Discussion: toxicology as systems biology

“When sorrows come, they come not single spies but in battalions.” (Shakespeare, Hamlet.)

It is certainly the case that reasons for the co-occurrence of two or more observables are that one causes the other or they have the same, separate cause. Since I have argued strongly here for the essentiality of iron dysregulation in a variety of syndromes (and have omitted many others, such as non-alcoholic (Baptista-Gonzalez et al. 2008; Kirsch et al. 2006; Kowdley 2010) or alcoholic liver disease (Breitkopf et al. 2009; Lecube et al. 2009)), and indeed cancers of various kinds (see Kell 2009a), the implication is that iron dysregulation can manifest in multiple different ways and that these might co-occur. There is considerable and increasing evidence for that (see e.g. Adibhatla and Hatcher 2010; Baker et al. 2009; Beeri et al. 2008; Cole et al. 2007; Franco et al. 2009; Janson et al. 2004; Kell 2009a; Li and Hölscher 2007; Mascitelli et al. 2009; Neumann et al. 2008; Pandolfo 2009; Roriz-Filho et al. 2009; Schnaider Beeri et al. 2004; Starley et al. 2010; Utzschneider and Kowdley 2010; Verduzco and Nathan 2009; Xu et al. 2009), with the exact outcomes being determined by different levels of expression (see for instance http://www.proteinatlas.org/) of different proteins in different tissues.
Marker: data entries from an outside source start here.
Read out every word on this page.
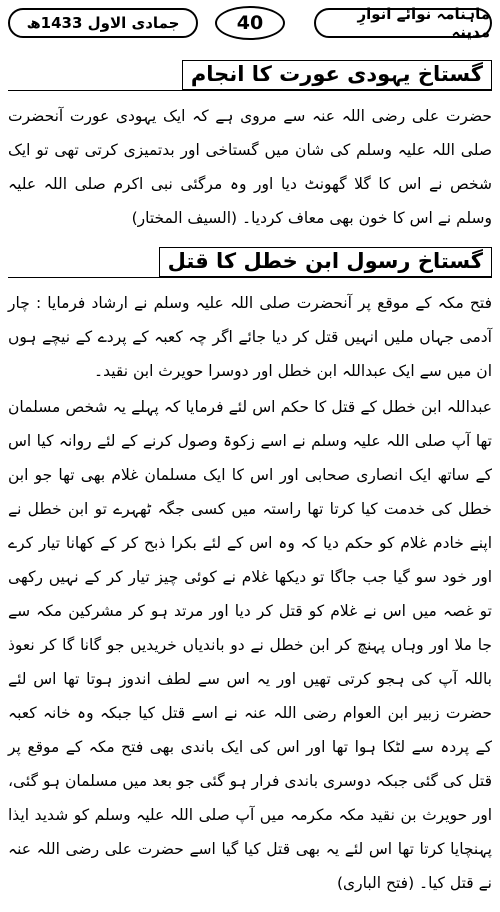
ماہنامہ نوائے انوارِ مدینہ
40
جمادی الاول 1433ھ
گستاخ یہودی عورت کا انجام

حضرت علی رضی اللہ عنہ سے مروی ہے کہ ایک یہودی عورت آنحضرت صلی اللہ علیہ وسلم کی شان میں گستاخی اور بدتمیزی کرتی تھی تو ایک شخص نے اس کا گلا گھونٹ دیا اور وہ مرگئی نبی اکرم صلی اللہ علیہ وسلم نے اس کا خون بھی معاف کردیا۔ (السیف المختار)

گستاخ رسول ابن خطل کا قتل

فتح مکہ کے موقع پر آنحضرت صلی اللہ علیہ وسلم نے ارشاد فرمایا : چار آدمی جہاں ملیں انہیں قتل کر دیا جائے اگر چہ کعبہ کے پردے کے نیچے ہوں ان میں سے ایک عبداللہ ابن خطل اور دوسرا حویرث ابن نقید۔

عبداللہ ابن خطل کے قتل کا حکم اس لئے فرمایا کہ پہلے یہ شخص مسلمان تھا آپ صلی اللہ علیہ وسلم نے اسے زکوۃ وصول کرنے کے لئے روانہ کیا اس کے ساتھ ایک انصاری صحابی اور اس کا ایک مسلمان غلام بھی تھا جو ابن خطل کی خدمت کیا کرتا تھا راستہ میں کسی جگہ ٹھہرے تو ابن خطل نے اپنے خادم غلام کو حکم دیا کہ وہ اس کے لئے بکرا ذبح کر کے کھانا تیار کرے اور خود سو گیا جب جاگا تو دیکھا غلام نے کوئی چیز تیار کر کے نہیں رکھی تو غصہ میں اس نے غلام کو قتل کر دیا اور مرتد ہو کر مشرکین مکہ سے جا ملا اور وہاں پہنچ کر ابن خطل نے دو باندیاں خریدیں جو گانا گا کر نعوذ باللہ آپ کی ہجو کرتی تھیں اور یہ اس سے لطف اندوز ہوتا تھا اس لئے حضرت زبیر ابن العوام رضی اللہ عنہ نے اسے قتل کیا جبکہ وہ خانہ کعبہ کے پردہ سے لٹکا ہوا تھا اور اس کی ایک باندی بھی فتح مکہ کے موقع پر قتل کی گئی جبکہ دوسری باندی فرار ہو گئی جو بعد میں مسلمان ہو گئی، اور حویرث بن نقید مکہ مکرمہ میں آپ صلی اللہ علیہ وسلم کو شدید ایذا پہنچایا کرتا تھا اس لئے یہ بھی قتل کیا گیا اسے حضرت علی رضی اللہ عنہ نے قتل کیا۔ (فتح الباری)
In a similar vein, it is not news (Attwood et al. 2009; Evans 2008; Hull et al. 2008; Kostoff 2002) that the large floods of literature have led to something of a ‘balkanisation’ of the literature into increasingly specialised segments, and that this makes it hard to seek to bring together such disparate parts of the literature so as to draw out general truths (Dobson and Kell 2008; Kell 2009a), via the methods of inductive reasoning (Kell and Oliver 2004; King et al. 2004, 2009). As previously discussed, it is well established on theoretical grounds alone that the activity of any step in a biochemical network can influence the concentration of any variable (such as—fleetingly—the amount of hydroxyl radicals produced). Thus, while it is better to derive quantitative models (e.g. Coveney and Fowler 2005; Csikasz-Nágy 2009; Kell 2006a, b; Kell and Knowles 2006; Kell and Westerhoff 1986a, b; Milo et al. 2010; Mogilner et al. 2006; Noble 2002, 2006, 2010; Oates et al. 2009; Phillips and Milo 2009; Tomlin and Axelrod 2007), at the very minimum one should be looking qualitatively at those factors that should be increased or decreased in order to improve the organism’s ability to resist oxidative stress (Fig. 12).

Indeed, it is the very act of doing this that leads one to recognise these kinds of complex problems as problems of systems or network biology (Alon 2006; Klipp et al. 2005; Palsson 2006). What do I mean by this?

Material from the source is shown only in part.